# Ignaz Pleyel



## PlaySalieri (Jun 3, 2012)

Listening on classical fm a few days ago heard a flute concerto - spirited piece and some lovely passages - turned out to be Pleyel.

Not as good as the mozart flute concertos of course but - enjoyable and perhaps worth another listen - I rarely feel that way about anybody other than mozart or haydn from that era - even CPE I rarely revisit.

So what else is worth listening to from Pleyel? I think he composed a lot.


----------



## Pugg (Aug 8, 2014)

From the "whole" lot: try these ones: Clarinet Concertos, Piano Trios and the Prussian Quartets .
CPO has some wonderful recordings .


----------



## Larkenfield (Jun 5, 2017)

Ignaz Pleyel... play on! (According to Chopin, his pianos weren't bad either.)


----------



## KenOC (Mar 7, 2011)

Pleyel moved to Paris in 1795 and began a music publishing business in 1797. He began manufacturing pianos in 1807.

Prior to 1795, he was present at a musical evening in Vienna where Beethoven performed and improvised.
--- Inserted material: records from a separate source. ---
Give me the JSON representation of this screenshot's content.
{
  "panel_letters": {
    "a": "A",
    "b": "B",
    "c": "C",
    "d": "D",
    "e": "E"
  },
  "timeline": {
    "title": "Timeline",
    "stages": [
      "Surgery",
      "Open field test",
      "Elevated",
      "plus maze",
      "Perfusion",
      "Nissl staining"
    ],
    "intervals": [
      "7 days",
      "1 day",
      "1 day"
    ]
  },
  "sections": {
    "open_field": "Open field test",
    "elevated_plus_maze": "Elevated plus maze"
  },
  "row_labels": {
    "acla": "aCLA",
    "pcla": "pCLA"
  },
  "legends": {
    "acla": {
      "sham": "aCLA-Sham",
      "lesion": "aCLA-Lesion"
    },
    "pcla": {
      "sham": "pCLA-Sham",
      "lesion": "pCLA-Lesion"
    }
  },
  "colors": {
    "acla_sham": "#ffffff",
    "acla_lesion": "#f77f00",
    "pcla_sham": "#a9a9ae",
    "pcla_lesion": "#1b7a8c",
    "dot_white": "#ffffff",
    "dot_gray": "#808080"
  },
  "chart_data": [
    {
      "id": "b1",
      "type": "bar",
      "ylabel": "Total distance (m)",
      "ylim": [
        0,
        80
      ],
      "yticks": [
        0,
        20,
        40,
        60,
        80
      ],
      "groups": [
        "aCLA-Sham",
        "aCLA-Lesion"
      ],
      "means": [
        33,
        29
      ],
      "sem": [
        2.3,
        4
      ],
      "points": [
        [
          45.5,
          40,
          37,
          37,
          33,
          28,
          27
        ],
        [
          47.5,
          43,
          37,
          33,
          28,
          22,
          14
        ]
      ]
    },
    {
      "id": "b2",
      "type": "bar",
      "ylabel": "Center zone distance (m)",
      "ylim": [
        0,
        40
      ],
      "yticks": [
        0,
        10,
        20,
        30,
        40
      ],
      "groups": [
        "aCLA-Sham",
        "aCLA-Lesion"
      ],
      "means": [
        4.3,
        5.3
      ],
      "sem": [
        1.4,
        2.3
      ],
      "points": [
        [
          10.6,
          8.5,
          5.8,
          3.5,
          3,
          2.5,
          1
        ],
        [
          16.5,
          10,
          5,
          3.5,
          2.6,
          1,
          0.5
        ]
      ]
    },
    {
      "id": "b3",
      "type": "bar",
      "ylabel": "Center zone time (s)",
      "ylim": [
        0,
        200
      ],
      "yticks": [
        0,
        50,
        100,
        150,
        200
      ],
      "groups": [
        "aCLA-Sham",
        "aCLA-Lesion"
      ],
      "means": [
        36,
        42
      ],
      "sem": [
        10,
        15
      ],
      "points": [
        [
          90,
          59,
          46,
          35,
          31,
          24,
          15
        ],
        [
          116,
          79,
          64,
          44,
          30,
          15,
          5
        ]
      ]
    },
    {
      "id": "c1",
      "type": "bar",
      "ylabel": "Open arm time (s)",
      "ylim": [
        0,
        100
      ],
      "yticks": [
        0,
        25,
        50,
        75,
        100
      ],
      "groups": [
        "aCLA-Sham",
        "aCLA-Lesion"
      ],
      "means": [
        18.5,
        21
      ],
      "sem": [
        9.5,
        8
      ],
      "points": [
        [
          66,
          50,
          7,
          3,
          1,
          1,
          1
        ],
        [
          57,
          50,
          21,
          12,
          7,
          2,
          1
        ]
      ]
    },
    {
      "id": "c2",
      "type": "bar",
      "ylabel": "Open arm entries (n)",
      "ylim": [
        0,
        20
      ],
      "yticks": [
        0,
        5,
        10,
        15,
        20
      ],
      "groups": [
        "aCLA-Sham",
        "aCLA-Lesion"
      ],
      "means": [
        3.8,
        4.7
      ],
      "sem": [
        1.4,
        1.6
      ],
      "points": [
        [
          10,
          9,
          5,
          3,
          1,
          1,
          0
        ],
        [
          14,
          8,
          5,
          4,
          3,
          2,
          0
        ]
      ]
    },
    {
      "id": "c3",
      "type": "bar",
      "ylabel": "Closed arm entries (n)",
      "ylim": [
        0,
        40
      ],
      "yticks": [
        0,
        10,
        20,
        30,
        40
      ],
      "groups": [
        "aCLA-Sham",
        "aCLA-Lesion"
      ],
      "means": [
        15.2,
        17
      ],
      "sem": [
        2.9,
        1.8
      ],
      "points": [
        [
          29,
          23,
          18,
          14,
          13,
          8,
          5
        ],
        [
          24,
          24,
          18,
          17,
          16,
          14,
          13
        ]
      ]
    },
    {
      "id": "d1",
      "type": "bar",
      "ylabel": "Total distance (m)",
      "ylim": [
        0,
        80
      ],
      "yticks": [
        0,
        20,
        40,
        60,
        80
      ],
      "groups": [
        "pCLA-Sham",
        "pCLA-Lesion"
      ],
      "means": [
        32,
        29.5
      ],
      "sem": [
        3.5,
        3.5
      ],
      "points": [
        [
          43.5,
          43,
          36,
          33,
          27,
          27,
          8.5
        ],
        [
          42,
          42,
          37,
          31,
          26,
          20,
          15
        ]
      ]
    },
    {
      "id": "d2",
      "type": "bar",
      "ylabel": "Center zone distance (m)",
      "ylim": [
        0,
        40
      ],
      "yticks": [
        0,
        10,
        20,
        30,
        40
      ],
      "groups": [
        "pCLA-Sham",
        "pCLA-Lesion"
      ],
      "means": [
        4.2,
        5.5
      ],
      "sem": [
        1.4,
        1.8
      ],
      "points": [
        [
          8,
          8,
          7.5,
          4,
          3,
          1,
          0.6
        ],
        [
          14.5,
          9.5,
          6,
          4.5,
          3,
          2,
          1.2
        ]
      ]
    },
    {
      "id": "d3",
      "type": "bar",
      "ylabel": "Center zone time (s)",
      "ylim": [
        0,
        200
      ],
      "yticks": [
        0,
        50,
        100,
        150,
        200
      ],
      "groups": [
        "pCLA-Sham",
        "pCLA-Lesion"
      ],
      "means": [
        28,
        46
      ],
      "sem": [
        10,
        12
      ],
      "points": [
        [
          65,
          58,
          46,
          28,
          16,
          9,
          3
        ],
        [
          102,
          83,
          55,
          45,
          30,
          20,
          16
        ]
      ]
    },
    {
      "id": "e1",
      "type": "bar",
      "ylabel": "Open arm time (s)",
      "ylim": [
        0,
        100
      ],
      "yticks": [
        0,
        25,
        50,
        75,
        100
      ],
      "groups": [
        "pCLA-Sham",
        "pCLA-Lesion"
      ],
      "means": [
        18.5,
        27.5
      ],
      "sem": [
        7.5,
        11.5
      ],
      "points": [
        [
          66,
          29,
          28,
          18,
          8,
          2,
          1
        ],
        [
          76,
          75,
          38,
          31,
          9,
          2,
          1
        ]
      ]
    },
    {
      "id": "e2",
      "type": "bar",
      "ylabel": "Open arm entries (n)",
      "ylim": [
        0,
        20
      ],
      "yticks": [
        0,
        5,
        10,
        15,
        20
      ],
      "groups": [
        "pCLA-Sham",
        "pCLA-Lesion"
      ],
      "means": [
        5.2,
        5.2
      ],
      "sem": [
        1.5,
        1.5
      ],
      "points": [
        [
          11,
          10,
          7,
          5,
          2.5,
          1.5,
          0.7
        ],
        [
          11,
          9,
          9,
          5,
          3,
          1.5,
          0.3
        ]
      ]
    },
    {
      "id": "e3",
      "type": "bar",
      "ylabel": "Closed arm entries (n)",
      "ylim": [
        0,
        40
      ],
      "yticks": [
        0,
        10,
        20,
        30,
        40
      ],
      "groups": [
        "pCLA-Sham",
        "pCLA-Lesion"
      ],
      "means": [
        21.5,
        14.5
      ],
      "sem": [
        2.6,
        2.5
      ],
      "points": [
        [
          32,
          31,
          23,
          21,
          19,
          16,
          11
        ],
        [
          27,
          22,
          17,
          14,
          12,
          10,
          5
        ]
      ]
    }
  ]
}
On hearing the latter, Pleyel rushed to the piano and seized Beethoven’s hands and kissed them.


----------



## jurianbai (Nov 23, 2008)

I collected many his string quartets that available in market (see this blog). Apart of that I also like his Cello concerto and one cd on symphonie concertante + violin concerto.


----------



## mmsbls (Mar 6, 2011)

I love his Symphonie Concertantes (A, B flat, D for 2 Violins). I also enjoy his four cello concertos (3 in C, and 1 in D). I have a number of his symphonies and a violin concerto. I enjoy them all, but I especially like the Symphonie Concertantes.


----------



## John Kiunke (Mar 25, 2016)

His Symphony in F minor is a very nice piece, but my favorite works of his are the nine Prussian Quartets (CPO). I actually prefer them to many of Haydn and Mozart's quartets. He, Kozeluch, and Haydn, were the big three from about 1785 to 1800. Mozart, Beethoven and Gyrowetz were popular too, but the former three were all referred to at one point as the most popular composer in Europe.


----------